Amor mi spira, noto, ed in quel modo
Ch'ei detta dentro, vo significando (3).

A cette époque la littérature provençale est bien morte en Italie; elle a fait place à une littérature vraiment nationale, appelée à son tour à de brillantes et plus longues destinées. Mais la mort n'est pas l'oubli, et la nouvelle génération poétique ne peut pas oublier les générations qui l'ont précédée et dont elle reste, bon gré mal gré, l'héritière. On continue donc, non plus à imiter servilement, mais à étudier et à relire les troubadours, comme on pourrait le faire pour les auteurs classiques de la littérature latine.

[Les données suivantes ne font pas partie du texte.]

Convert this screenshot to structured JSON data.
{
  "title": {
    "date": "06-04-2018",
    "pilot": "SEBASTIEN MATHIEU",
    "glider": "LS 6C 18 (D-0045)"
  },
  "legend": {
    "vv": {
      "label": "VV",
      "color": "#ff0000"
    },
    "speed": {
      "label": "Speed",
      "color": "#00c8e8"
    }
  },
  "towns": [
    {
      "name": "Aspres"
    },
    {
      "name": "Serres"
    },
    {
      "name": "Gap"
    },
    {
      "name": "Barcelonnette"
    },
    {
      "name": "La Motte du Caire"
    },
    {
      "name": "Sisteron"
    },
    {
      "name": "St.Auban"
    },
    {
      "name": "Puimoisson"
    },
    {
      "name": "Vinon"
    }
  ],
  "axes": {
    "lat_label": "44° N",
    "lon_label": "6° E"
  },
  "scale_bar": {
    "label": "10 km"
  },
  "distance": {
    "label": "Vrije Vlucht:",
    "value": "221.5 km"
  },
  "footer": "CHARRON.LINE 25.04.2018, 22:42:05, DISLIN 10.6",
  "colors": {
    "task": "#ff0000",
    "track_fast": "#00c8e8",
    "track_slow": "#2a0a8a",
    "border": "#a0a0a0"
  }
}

Dante nous fournit le plus illustre exemple que nous puissions invoquer pour caractériser la nouvelle phase par laquelle passe la littérature provençale. Nul plus que lui n'aime la langue italienne, ce volgare illustre, auquel il doit imprimer un sceau ineffaçable, le

(1) De vulgari eloq., I, 12.

(2) Voyez, sur cette école, le travail de M. Adolf Gaspary: Die sicilianische Dichterschule des XIII Jahrhund., Berlin, 1878, petit in-8° de 232 pages. On y trouvera, démontré par de nombreux exemples, le caractère de cette première littérature italienne, déjà bien vu et bien indiqué par Diez et Fauriel.

(3) Purg., XXIV, 52-54; c'est à Urbiciani, un des représentants de la vieille école, que Dante adresse ces paroles.